7.6. Anatomy of predict¶
Model.predict(inputs, *, callback=None)
is where the loaded model object actually does work. Between the
inputs going in and the result coming out, three stages run in
sequence: pre-process, engine dispatch, post-process. Two of
the three take parameters the script controls directly; the engine
in the middle is decided by the cam.
The three stages of predict(). Pre-process and
post-process take parameters the script controls; the engine in
the middle is fixed by the cam.¶
7.6.1. Pre-process¶
The pre-process stage turns each input into the dense tensor the
network expects. The most common input is an image.Image,
captured in RGB565. The stage crops and resizes it to the network’s
input_shape, converts from RGB565 to the channel
format the network was trained on (RGB888 for most vision networks),
applies per-channel scale and offset, and – when the network
expects integer input – quantizes to the model’s
input_dtype in the same pass. Networks trained for
float input skip the quantization step and receive the
scale-and-offset result directly.
The default ml.preprocessing.Normalization reads the
model’s input dtype and runs the right transformation
automatically. A hand-tuned Normalization overrides the
scale, mean, and stdev values for models trained against custom
channel statistics (the ImageNet-derived means and standard
deviations are a common case). A plain callable overrides the stage
entirely – useful when the input is not an image at all or when
the application has already produced the dense tensor itself.
7.6.2. Engine dispatch¶
The engine stage runs the network.
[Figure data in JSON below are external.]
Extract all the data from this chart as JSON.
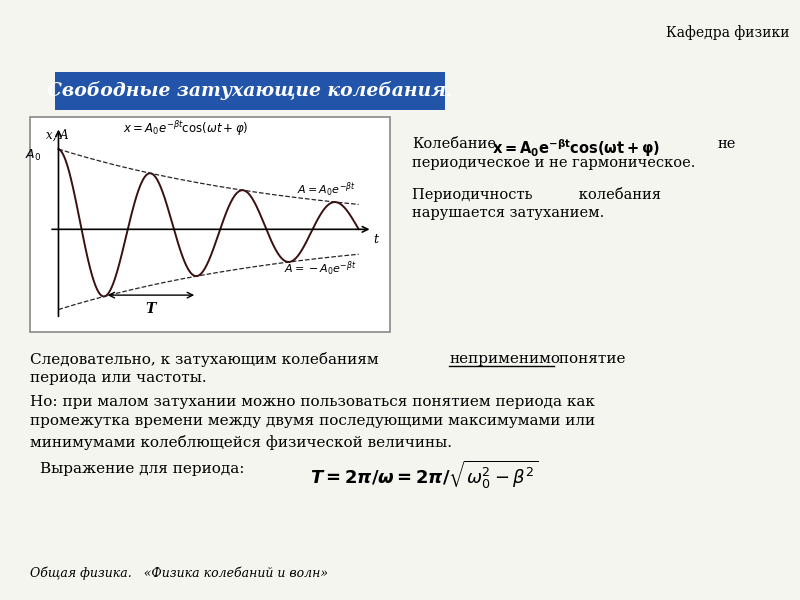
{
  "bg_color": "#f5f5f0",
  "title_bg": "#2255aa",
  "title_text": "Свободные затухающие колебания.",
  "title_color": "white",
  "header_right": "Кафедра физики",
  "footer_text": "Общая физика.   «Физика колебаний и волн»",
  "beta": 0.18,
  "omega": 3.14,
  "A0": 1.0,
  "t_max": 6.5
}
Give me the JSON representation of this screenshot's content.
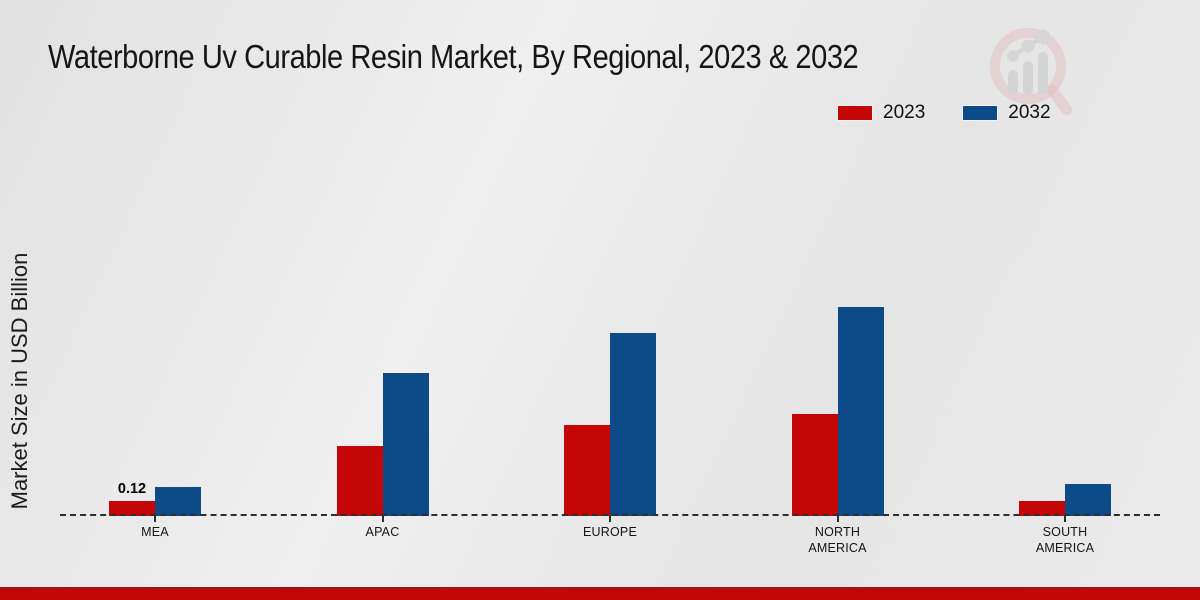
{
  "chart_data": {
    "type": "bar",
    "title": "Waterborne Uv Curable Resin Market, By Regional, 2023 & 2032",
    "ylabel": "Market Size in USD Billion",
    "xlabel": "",
    "categories": [
      "MEA",
      "APAC",
      "EUROPE",
      "NORTH AMERICA",
      "SOUTH AMERICA"
    ],
    "series": [
      {
        "name": "2023",
        "color": "#c40606",
        "values": [
          0.12,
          0.55,
          0.71,
          0.8,
          0.12
        ]
      },
      {
        "name": "2032",
        "color": "#0d4a88",
        "values": [
          0.23,
          1.12,
          1.43,
          1.63,
          0.25
        ]
      }
    ],
    "value_labels": [
      {
        "category_index": 0,
        "series_index": 0,
        "text": "0.12"
      }
    ],
    "ylim": [
      0,
      2.8
    ],
    "grid": false,
    "legend_position": "top-right",
    "baseline_style": "dashed"
  },
  "watermark": {
    "icon": "market-research-magnifier-logo"
  }
}
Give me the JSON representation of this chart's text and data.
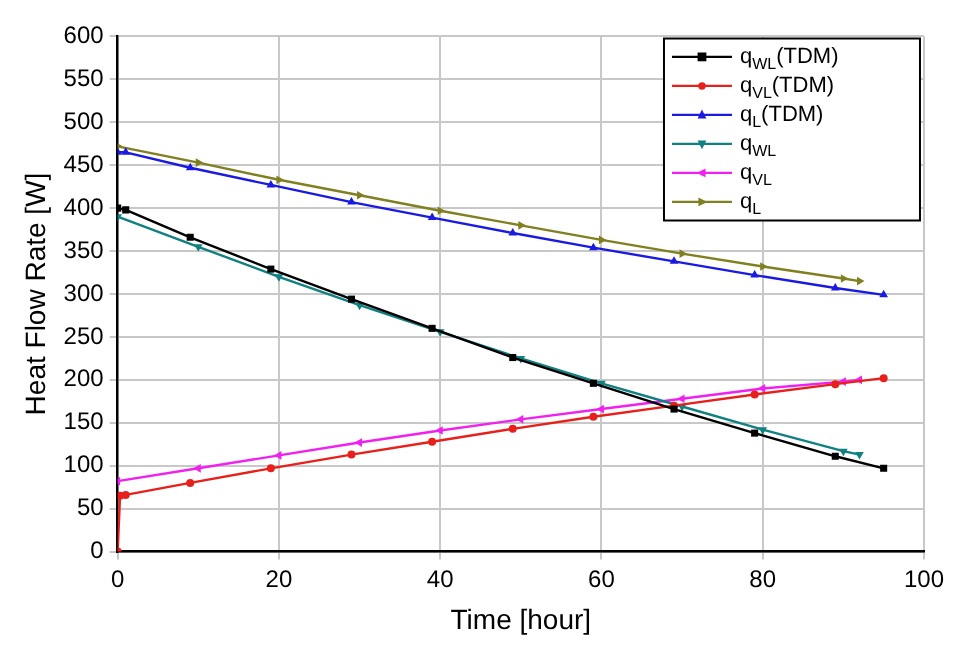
{
  "chart_data": {
    "type": "line",
    "xlabel": "Time [hour]",
    "ylabel": "Heat Flow Rate [W]",
    "xlim": [
      0,
      100
    ],
    "xticks": [
      0,
      20,
      40,
      60,
      80,
      100
    ],
    "ylim": [
      0,
      600
    ],
    "yticks": [
      0,
      50,
      100,
      150,
      200,
      250,
      300,
      350,
      400,
      450,
      500,
      550,
      600
    ],
    "grid": true,
    "legend": "top right",
    "line_style": "solid",
    "series": [
      {
        "name": "q$_{WL}$(TDM)",
        "color": "#000000",
        "marker": "square",
        "x": [
          0,
          1,
          9,
          19,
          29,
          39,
          49,
          59,
          69,
          79,
          89,
          95
        ],
        "values": [
          400,
          398,
          366,
          329,
          294,
          260,
          226,
          196,
          166,
          138,
          111,
          97
        ]
      },
      {
        "name": "q$_{VL}$(TDM)",
        "color": "#e8201c",
        "marker": "circle",
        "x": [
          0,
          0.3,
          1,
          9,
          19,
          29,
          39,
          49,
          59,
          69,
          79,
          89,
          95
        ],
        "values": [
          0,
          65,
          66,
          80,
          97,
          113,
          128,
          143,
          157,
          170,
          183,
          195,
          202
        ]
      },
      {
        "name": "q$_{L}$(TDM)",
        "color": "#1a1ae0",
        "marker": "triangle",
        "x": [
          0,
          1,
          9,
          19,
          29,
          39,
          49,
          59,
          69,
          79,
          89,
          95
        ],
        "values": [
          465,
          465,
          447,
          427,
          407,
          389,
          371,
          354,
          338,
          322,
          307,
          299
        ]
      },
      {
        "name": "q$_{WL}$",
        "color": "#108080",
        "marker": "triangle-down",
        "x": [
          0,
          10,
          20,
          30,
          40,
          50,
          60,
          70,
          80,
          90,
          92
        ],
        "values": [
          390,
          355,
          320,
          287,
          256,
          225,
          196,
          169,
          142,
          117,
          113
        ]
      },
      {
        "name": "q$_{VL}$",
        "color": "#f020f0",
        "marker": "triangle-left",
        "x": [
          0,
          10,
          20,
          30,
          40,
          50,
          60,
          70,
          80,
          90,
          92
        ],
        "values": [
          82,
          97,
          112,
          127,
          141,
          154,
          166,
          178,
          190,
          198,
          200
        ]
      },
      {
        "name": "q$_{L}$",
        "color": "#808020",
        "marker": "triangle-right",
        "x": [
          0,
          10,
          20,
          30,
          40,
          50,
          60,
          70,
          80,
          90,
          92
        ],
        "values": [
          472,
          453,
          433,
          415,
          397,
          380,
          363,
          347,
          332,
          318,
          315
        ]
      }
    ]
  }
}
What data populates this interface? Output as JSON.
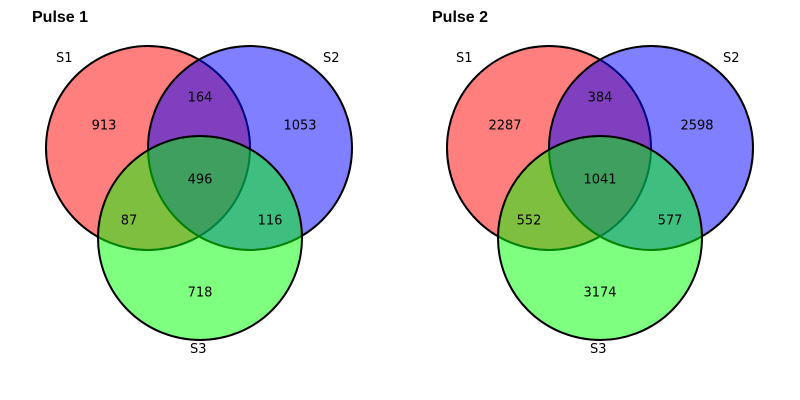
{
  "colors": {
    "s1": "#ff0000",
    "s2": "#0000ff",
    "s3": "#00ff00",
    "fill_opacity": 0.5,
    "stroke": "#000000"
  },
  "panels": [
    {
      "title": "Pulse 1",
      "labels": {
        "s1": "S1",
        "s2": "S2",
        "s3": "S3"
      },
      "counts": {
        "s1_only": "913",
        "s2_only": "1053",
        "s3_only": "718",
        "s1_s2": "164",
        "s1_s3": "87",
        "s2_s3": "116",
        "s1_s2_s3": "496"
      }
    },
    {
      "title": "Pulse 2",
      "labels": {
        "s1": "S1",
        "s2": "S2",
        "s3": "S3"
      },
      "counts": {
        "s1_only": "2287",
        "s2_only": "2598",
        "s3_only": "3174",
        "s1_s2": "384",
        "s1_s3": "552",
        "s2_s3": "577",
        "s1_s2_s3": "1041"
      }
    }
  ]
}
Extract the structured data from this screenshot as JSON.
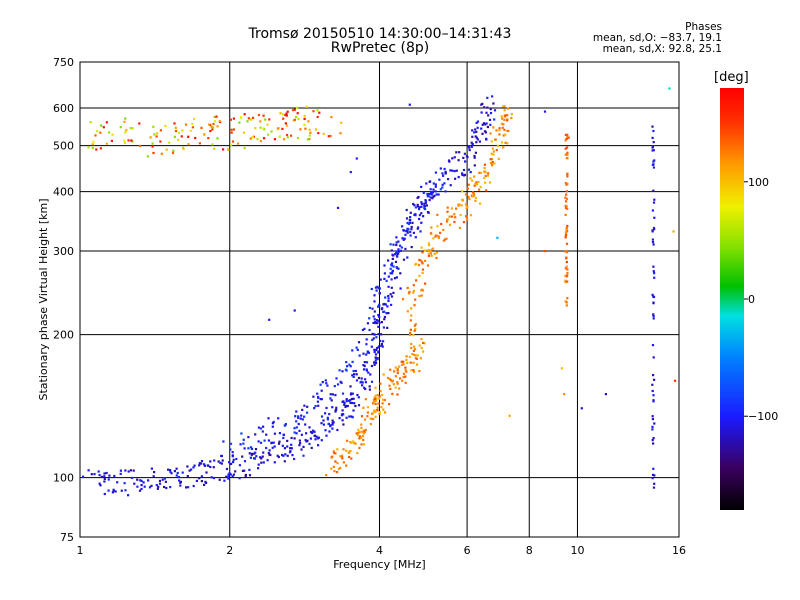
{
  "title_line1": "Tromsø 20150510 14:30:00–14:31:43",
  "title_line2": "RwPretec (8p)",
  "phase_box": {
    "heading": "Phases",
    "line_o": "mean, sd,O: −83.7, 19.1",
    "line_x": "mean, sd,X:  92.8, 25.1"
  },
  "colorbar": {
    "unit_label": "[deg]",
    "ticks": [
      100,
      0,
      -100
    ],
    "tick_labels": [
      "100",
      "0",
      "−100"
    ],
    "range": [
      -180,
      180
    ]
  },
  "chart_data": {
    "type": "scatter",
    "xlabel": "Frequency [MHz]",
    "ylabel": "Stationary phase Virtual Height [km]",
    "xscale": "log",
    "yscale": "log",
    "xlim": [
      1,
      16
    ],
    "ylim": [
      75,
      750
    ],
    "x_ticks": [
      1,
      2,
      4,
      6,
      8,
      10,
      16
    ],
    "x_tick_labels": [
      "1",
      "2",
      "4",
      "6",
      "8",
      "10",
      "16"
    ],
    "y_ticks": [
      75,
      100,
      200,
      300,
      400,
      500,
      600,
      750
    ],
    "y_tick_labels": [
      "75",
      "100",
      "200",
      "300",
      "400",
      "500",
      "600",
      "750"
    ],
    "grid": true,
    "color_dimension": "phase [deg]",
    "traces": [
      {
        "mode": "O",
        "phase": -110,
        "points": [
          [
            1.05,
            98
          ],
          [
            1.15,
            97
          ],
          [
            1.3,
            98
          ],
          [
            1.45,
            99
          ],
          [
            1.6,
            100
          ],
          [
            1.75,
            102
          ],
          [
            1.9,
            104
          ],
          [
            2.05,
            106
          ],
          [
            2.2,
            108
          ],
          [
            2.4,
            111
          ],
          [
            2.6,
            115
          ],
          [
            2.8,
            119
          ],
          [
            3.0,
            124
          ],
          [
            3.2,
            130
          ],
          [
            3.35,
            137
          ],
          [
            3.5,
            145
          ],
          [
            3.65,
            156
          ],
          [
            3.8,
            170
          ],
          [
            3.9,
            185
          ],
          [
            4.0,
            205
          ],
          [
            4.1,
            230
          ],
          [
            4.3,
            270
          ],
          [
            4.5,
            320
          ],
          [
            4.8,
            370
          ],
          [
            5.2,
            410
          ],
          [
            5.6,
            440
          ],
          [
            6.0,
            470
          ],
          [
            6.3,
            520
          ],
          [
            6.5,
            570
          ],
          [
            6.7,
            620
          ]
        ]
      },
      {
        "mode": "O",
        "phase": -100,
        "points": [
          [
            2.0,
            115
          ],
          [
            2.3,
            122
          ],
          [
            2.6,
            130
          ],
          [
            2.9,
            140
          ],
          [
            3.2,
            152
          ],
          [
            3.5,
            170
          ],
          [
            3.8,
            200
          ],
          [
            4.0,
            240
          ],
          [
            4.2,
            280
          ],
          [
            4.4,
            320
          ],
          [
            4.7,
            360
          ],
          [
            5.0,
            390
          ],
          [
            5.4,
            420
          ]
        ]
      },
      {
        "mode": "X",
        "phase": 120,
        "points": [
          [
            3.2,
            106
          ],
          [
            3.4,
            110
          ],
          [
            3.6,
            118
          ],
          [
            3.75,
            130
          ],
          [
            3.9,
            140
          ],
          [
            4.0,
            145
          ],
          [
            4.2,
            155
          ],
          [
            4.4,
            165
          ],
          [
            4.6,
            175
          ],
          [
            4.8,
            185
          ],
          [
            4.6,
            230
          ],
          [
            4.8,
            270
          ],
          [
            5.0,
            300
          ],
          [
            5.3,
            330
          ],
          [
            5.7,
            360
          ],
          [
            6.0,
            380
          ],
          [
            6.3,
            410
          ],
          [
            6.6,
            450
          ],
          [
            6.9,
            500
          ],
          [
            7.1,
            550
          ],
          [
            7.3,
            600
          ]
        ]
      },
      {
        "mode": "mixed",
        "phase": 110,
        "points": [
          [
            1.05,
            520
          ],
          [
            1.2,
            530
          ],
          [
            1.4,
            510
          ],
          [
            1.6,
            520
          ],
          [
            1.8,
            540
          ],
          [
            2.0,
            525
          ],
          [
            2.2,
            535
          ],
          [
            2.4,
            545
          ],
          [
            2.6,
            555
          ],
          [
            2.9,
            560
          ],
          [
            3.2,
            545
          ]
        ]
      }
    ],
    "scattered_points": [
      {
        "x": 3.3,
        "y": 370,
        "phase": -110
      },
      {
        "x": 3.5,
        "y": 440,
        "phase": -100
      },
      {
        "x": 2.4,
        "y": 215,
        "phase": -105
      },
      {
        "x": 2.7,
        "y": 225,
        "phase": -110
      },
      {
        "x": 3.6,
        "y": 470,
        "phase": -100
      },
      {
        "x": 4.6,
        "y": 610,
        "phase": -110
      },
      {
        "x": 8.6,
        "y": 590,
        "phase": -100
      },
      {
        "x": 9.6,
        "y": 520,
        "phase": 140
      },
      {
        "x": 9.4,
        "y": 150,
        "phase": 120
      },
      {
        "x": 10.2,
        "y": 140,
        "phase": -120
      },
      {
        "x": 11.4,
        "y": 150,
        "phase": -120
      },
      {
        "x": 15.3,
        "y": 660,
        "phase": -10
      },
      {
        "x": 15.6,
        "y": 330,
        "phase": 110
      },
      {
        "x": 15.7,
        "y": 160,
        "phase": 150
      },
      {
        "x": 6.9,
        "y": 320,
        "phase": -30
      },
      {
        "x": 8.6,
        "y": 300,
        "phase": 140
      },
      {
        "x": 9.3,
        "y": 170,
        "phase": 100
      },
      {
        "x": 9.5,
        "y": 75,
        "phase": -110
      },
      {
        "x": 7.3,
        "y": 135,
        "phase": 110
      }
    ],
    "vertical_columns": [
      {
        "x": 14.2,
        "y_range": [
          95,
          610
        ],
        "phase": -110
      },
      {
        "x": 9.5,
        "y_range": [
          230,
          530
        ],
        "phase": 130
      }
    ]
  }
}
Which engine it dispatches to is fixed by the cam: the H7 and RT1062 run TFLM (the TensorFlow Lite for Microcontrollers interpreter, dispatching ARM-optimised CMSIS-NN kernels where they exist); the AE3 runs the same TFLM interpreter with its Cortex-M55 fallback and the Ethos-U NPU handling any operator the offline Vela compiler tagged for the accelerator; the N6 runs STAI, ST’s runtime for the N6’s purpose-built NPU.
The script does not pick the engine. The engine that ships with the cam runs every model the cam loads.
7.6.3. Post-process¶
The post-process stage turns the network’s raw output tensors back
into a usable result. The default behaviour is to dequantize each
output tensor to floating point (or pass it through unchanged for
networks with float outputs) and return them as a list of
ndarray objects. Most applications register a
post-processor – a callable that knows the network’s output
layout – to decode the tensors into the result form the
application acts on: a list of bounding boxes, a list of keypoints,
a list of classes.
The script controls this stage in two ways. The postprocess=
keyword on the constructor registers a post-processor that runs on
every call. The callback= keyword on
predict() overrides the registered post-processor
for one call only – useful for switching between several decoders
without re-loading the model. Either form receives (model,
inputs, outputs) and returns whatever the application expects.
7.6.4. What the script controls¶
Pre-process and post-process are the script’s two handles. The
default pre-processor handles most vision models; the right
post-processor for a given network family is picked from the
catalogue under ml.postprocessing. The engine in the middle
is decided by the build and runs the same way regardless of what
the script asks for.